Ella dice que piensa en él, que en casa de él después de todo ella era libre, que tiene necesidad de un hogar donde poder refugiarse, lo único que quiere es convertirse en ama de casa, él dijo que quería tomarla por esposa, y ella tiene confianza en él, mientras que tú, estas mismas palabras, no han salido nunca de tu boca. Cuando él hacía el amor con ella, le hablaba de otra mujer, pero era únicamente para excitar su entusiasmo, mientras que tus palabras no provocan en ella más que frialdad, acaba de darse cuenta de que la ama aún de verdad. He aquí por qué está tan nerviosa, porque no está en su estado normal. Si se fue no fue más que para hacerle sufrir a él a su vez, pero ahora ya basta. Ya se ha vengado lo suficiente, tal vez hasta demasiado. Cuando él lo sepa, se va a volver loco, de eso no cabe duda, pero a pesar de todo la querrá y sabrá mostrarse indulgente con ella.

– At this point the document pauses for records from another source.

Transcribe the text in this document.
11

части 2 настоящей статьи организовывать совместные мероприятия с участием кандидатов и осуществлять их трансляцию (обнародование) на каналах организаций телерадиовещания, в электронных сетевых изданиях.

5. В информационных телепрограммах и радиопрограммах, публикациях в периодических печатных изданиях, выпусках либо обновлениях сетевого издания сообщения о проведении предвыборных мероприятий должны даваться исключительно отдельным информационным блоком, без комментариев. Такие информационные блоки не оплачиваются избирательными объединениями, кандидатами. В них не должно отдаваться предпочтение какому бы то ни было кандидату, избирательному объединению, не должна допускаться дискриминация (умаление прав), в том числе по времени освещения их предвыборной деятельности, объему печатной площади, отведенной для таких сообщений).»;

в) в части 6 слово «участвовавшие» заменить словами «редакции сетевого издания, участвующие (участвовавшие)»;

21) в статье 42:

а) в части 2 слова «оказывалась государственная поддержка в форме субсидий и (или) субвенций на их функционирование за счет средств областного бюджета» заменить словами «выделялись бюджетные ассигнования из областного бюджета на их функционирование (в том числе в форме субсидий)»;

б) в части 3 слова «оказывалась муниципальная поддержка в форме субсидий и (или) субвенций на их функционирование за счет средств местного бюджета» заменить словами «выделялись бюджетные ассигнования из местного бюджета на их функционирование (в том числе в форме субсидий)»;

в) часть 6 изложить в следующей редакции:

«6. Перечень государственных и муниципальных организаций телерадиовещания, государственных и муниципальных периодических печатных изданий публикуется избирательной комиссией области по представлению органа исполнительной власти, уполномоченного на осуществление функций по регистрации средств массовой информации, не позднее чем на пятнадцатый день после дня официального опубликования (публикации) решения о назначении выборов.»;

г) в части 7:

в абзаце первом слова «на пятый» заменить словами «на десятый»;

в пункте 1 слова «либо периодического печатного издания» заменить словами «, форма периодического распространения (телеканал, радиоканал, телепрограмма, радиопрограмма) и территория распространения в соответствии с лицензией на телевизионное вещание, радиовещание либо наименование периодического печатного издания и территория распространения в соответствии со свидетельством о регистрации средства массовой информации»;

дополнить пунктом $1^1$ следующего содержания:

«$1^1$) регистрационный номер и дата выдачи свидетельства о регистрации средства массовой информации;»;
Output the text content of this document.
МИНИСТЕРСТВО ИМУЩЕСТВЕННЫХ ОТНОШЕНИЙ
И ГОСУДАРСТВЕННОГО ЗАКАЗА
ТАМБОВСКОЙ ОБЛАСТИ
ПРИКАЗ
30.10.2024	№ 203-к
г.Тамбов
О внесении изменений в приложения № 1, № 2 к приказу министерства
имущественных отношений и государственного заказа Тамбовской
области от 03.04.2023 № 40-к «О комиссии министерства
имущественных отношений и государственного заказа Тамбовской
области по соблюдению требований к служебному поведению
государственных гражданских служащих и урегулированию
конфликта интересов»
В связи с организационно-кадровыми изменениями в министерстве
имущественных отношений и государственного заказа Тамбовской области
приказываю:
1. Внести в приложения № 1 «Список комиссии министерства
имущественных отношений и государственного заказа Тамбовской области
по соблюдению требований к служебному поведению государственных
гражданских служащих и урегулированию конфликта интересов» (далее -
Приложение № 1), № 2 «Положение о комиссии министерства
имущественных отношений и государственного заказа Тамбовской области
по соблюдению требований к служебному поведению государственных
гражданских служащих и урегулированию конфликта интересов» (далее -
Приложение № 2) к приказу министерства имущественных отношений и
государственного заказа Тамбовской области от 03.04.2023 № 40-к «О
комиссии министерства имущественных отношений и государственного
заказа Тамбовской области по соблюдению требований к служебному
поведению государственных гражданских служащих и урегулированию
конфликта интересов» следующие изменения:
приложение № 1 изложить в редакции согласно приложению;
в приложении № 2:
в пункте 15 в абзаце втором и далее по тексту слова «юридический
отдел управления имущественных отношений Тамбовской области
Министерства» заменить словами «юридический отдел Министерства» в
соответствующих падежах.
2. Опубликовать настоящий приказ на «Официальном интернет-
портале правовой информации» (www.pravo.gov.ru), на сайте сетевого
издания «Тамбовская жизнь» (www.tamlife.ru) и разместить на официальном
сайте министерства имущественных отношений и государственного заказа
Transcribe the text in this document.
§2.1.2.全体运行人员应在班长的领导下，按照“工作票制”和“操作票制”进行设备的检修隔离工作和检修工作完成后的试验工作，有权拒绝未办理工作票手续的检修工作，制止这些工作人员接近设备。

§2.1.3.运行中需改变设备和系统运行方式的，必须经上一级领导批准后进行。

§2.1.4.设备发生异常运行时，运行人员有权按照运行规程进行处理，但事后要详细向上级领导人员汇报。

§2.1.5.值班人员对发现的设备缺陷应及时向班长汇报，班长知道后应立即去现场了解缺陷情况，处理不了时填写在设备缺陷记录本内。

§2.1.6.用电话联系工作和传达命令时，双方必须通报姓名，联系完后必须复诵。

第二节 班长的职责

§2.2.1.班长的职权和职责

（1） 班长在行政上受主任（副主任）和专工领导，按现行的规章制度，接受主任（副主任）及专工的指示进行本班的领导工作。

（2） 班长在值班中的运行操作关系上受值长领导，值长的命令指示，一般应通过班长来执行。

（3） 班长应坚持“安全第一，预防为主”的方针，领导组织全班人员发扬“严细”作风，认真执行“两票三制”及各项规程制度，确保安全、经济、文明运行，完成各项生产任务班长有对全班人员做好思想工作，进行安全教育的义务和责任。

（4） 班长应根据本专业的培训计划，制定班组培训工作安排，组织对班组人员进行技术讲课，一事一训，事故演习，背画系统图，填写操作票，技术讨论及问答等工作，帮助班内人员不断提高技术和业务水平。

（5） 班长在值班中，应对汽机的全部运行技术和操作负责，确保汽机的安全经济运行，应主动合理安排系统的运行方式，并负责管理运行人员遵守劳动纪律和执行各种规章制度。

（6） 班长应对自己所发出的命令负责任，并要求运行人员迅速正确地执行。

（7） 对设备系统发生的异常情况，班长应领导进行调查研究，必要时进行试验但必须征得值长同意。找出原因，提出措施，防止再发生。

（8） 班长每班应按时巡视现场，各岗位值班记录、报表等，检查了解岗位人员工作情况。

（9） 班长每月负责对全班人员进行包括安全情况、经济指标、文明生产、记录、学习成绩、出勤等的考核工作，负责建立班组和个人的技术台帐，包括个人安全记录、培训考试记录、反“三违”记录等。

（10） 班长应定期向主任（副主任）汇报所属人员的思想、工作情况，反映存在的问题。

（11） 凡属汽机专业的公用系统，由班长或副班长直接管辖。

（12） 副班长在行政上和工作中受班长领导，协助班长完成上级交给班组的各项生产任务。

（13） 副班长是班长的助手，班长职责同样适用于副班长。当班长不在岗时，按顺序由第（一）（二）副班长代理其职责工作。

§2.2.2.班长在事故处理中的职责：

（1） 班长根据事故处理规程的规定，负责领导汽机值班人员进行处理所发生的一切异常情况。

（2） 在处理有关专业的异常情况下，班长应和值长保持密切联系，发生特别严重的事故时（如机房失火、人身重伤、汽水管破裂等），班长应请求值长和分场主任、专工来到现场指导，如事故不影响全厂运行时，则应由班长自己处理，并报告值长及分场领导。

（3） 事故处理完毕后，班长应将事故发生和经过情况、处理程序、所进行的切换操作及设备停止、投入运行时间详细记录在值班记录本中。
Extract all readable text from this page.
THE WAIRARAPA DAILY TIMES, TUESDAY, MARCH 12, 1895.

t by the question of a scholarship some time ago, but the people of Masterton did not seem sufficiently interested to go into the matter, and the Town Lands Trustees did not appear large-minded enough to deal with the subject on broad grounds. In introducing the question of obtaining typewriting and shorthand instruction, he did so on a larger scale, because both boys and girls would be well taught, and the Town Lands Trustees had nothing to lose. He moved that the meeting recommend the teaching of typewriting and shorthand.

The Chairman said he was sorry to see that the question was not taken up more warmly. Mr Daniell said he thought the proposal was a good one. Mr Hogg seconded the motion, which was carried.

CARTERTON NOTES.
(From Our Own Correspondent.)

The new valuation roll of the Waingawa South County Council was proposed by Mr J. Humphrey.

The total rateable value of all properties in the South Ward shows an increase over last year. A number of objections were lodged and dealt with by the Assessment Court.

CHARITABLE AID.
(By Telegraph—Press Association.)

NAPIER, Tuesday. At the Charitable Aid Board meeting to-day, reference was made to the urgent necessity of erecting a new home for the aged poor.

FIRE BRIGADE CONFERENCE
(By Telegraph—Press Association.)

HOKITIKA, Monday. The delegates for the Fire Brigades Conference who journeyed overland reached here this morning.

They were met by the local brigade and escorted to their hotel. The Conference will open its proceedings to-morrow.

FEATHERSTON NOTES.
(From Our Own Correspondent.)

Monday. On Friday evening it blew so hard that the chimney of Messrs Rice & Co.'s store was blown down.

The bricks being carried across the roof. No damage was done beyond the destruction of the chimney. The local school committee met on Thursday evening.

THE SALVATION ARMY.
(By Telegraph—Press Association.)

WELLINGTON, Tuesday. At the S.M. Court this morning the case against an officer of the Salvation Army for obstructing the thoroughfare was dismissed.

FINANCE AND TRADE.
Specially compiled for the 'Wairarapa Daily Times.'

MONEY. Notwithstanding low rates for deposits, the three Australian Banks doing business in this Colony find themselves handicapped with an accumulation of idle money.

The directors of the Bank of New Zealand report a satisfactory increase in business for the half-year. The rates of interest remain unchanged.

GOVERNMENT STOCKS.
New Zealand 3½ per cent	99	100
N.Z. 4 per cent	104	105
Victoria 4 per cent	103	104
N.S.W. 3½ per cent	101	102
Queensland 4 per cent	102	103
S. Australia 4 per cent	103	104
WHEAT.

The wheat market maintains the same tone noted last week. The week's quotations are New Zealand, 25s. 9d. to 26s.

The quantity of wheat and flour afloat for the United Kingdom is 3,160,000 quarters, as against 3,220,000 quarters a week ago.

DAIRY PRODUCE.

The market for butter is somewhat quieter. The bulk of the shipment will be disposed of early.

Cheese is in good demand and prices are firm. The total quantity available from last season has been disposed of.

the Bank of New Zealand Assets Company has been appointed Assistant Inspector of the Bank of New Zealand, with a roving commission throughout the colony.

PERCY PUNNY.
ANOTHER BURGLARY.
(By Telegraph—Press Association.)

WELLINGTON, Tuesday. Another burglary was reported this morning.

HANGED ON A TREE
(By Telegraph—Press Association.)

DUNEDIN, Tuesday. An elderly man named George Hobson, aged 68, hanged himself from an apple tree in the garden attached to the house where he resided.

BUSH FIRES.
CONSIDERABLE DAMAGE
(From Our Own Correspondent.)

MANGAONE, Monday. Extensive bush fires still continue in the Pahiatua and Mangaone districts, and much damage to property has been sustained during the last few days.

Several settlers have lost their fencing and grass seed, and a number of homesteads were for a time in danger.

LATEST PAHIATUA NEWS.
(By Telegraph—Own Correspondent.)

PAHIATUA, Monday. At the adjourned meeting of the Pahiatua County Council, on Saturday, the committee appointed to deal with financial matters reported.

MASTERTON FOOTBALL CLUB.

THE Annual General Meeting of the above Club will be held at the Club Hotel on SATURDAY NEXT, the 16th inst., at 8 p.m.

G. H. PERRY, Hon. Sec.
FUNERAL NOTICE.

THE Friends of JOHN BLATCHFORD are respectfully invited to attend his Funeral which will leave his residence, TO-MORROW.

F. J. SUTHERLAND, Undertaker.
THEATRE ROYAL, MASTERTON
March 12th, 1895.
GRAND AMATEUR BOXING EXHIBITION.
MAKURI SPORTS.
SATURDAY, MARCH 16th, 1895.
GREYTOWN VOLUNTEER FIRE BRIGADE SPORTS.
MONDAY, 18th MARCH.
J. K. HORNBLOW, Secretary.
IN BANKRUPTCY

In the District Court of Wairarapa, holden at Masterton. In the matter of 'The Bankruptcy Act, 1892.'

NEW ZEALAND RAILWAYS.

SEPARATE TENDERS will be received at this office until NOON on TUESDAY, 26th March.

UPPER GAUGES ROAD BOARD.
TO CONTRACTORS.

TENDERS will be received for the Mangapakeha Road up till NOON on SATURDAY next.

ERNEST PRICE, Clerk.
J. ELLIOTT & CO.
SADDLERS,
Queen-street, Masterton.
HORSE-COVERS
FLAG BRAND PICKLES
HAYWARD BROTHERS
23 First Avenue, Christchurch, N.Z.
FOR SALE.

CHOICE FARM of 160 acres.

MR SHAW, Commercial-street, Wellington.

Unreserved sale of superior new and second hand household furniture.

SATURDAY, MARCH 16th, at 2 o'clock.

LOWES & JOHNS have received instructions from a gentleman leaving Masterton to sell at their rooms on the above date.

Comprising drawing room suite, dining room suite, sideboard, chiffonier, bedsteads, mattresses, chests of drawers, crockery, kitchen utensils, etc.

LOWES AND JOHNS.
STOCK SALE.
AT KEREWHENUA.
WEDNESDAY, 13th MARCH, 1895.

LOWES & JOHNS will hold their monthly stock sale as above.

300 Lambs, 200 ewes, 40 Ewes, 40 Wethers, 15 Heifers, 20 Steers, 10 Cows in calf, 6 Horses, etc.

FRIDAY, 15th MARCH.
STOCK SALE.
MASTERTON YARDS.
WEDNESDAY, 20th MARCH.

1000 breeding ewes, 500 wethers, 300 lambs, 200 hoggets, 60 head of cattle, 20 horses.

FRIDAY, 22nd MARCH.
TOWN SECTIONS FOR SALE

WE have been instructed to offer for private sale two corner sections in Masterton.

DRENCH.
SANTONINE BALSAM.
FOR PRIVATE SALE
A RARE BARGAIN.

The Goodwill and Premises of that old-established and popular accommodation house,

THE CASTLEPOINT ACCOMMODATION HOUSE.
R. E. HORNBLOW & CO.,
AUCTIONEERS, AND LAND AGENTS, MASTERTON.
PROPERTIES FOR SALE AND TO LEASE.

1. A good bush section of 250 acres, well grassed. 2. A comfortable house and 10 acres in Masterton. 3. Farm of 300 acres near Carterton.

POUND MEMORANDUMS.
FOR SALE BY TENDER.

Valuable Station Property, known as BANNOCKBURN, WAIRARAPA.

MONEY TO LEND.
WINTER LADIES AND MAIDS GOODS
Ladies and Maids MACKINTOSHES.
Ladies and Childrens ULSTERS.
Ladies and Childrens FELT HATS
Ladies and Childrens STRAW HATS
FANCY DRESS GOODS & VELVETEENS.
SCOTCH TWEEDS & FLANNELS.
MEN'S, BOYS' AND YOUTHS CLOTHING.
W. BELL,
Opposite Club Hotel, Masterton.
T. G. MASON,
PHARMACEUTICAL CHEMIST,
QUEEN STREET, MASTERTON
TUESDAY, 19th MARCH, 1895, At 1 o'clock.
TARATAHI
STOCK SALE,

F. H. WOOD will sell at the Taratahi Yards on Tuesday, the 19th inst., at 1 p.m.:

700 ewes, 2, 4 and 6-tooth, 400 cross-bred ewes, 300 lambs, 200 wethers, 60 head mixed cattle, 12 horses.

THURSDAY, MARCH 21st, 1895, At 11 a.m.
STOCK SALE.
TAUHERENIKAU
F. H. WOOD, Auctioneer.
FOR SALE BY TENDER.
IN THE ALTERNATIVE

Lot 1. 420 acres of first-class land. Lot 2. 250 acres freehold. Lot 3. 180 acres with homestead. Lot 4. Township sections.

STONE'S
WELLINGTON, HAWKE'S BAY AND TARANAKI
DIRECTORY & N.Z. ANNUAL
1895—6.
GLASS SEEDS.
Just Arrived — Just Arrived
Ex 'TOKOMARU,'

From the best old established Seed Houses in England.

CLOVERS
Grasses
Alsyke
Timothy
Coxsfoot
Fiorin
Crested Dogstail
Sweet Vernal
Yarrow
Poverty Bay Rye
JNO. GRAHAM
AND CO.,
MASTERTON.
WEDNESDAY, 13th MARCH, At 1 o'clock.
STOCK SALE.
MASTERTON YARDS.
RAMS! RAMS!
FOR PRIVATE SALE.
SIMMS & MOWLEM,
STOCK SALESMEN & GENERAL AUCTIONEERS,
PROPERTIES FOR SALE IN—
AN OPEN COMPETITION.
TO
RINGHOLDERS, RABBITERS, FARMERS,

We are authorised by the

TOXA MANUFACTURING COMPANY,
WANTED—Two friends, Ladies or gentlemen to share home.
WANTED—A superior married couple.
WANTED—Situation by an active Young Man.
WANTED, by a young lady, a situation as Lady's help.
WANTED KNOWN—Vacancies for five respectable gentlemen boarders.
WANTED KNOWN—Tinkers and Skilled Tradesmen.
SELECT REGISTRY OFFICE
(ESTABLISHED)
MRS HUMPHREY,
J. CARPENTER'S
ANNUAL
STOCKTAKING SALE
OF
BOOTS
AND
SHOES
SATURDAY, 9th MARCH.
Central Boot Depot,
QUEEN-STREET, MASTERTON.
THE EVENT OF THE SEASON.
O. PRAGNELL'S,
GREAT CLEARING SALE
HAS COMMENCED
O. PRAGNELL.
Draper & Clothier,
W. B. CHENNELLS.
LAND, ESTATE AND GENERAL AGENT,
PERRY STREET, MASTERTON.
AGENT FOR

Dice que piensa también en su familia, que aunque su madrastra sea mala, ella forma parte de los suyos. Su padre debe de estar terriblemente inquieto, debe de buscarla por todas partes, es peligroso a su edad.
Ella piensa también en sus colegas de trabajo, aunque sean unos seres banales, avaros, celosos los unos de los otros, el día en que una de ellas se compraba un vestido de moda, nunca dejaba de dejárselo probar a sus amigas.
Piensa también en esas sesiones de baile que eran siempre un aburrimiento, para las que una se pone unos zapatos nuevos y se perfuma, con esa música y esos focos que la hacen vibrar.
Y lo mismo la sala de operaciones con su olor a medicamento, su limpieza impecable, su orden perfecto: cada frasco ocupa en ella un sitio preciso, uno los tiene siempre al alcance de la mano, todo eso le resulta tan familiar, tan próximo. ¡Tiene que abandonar este maldito lugar, esta Montaña del Alma, esto no son más que tonterías!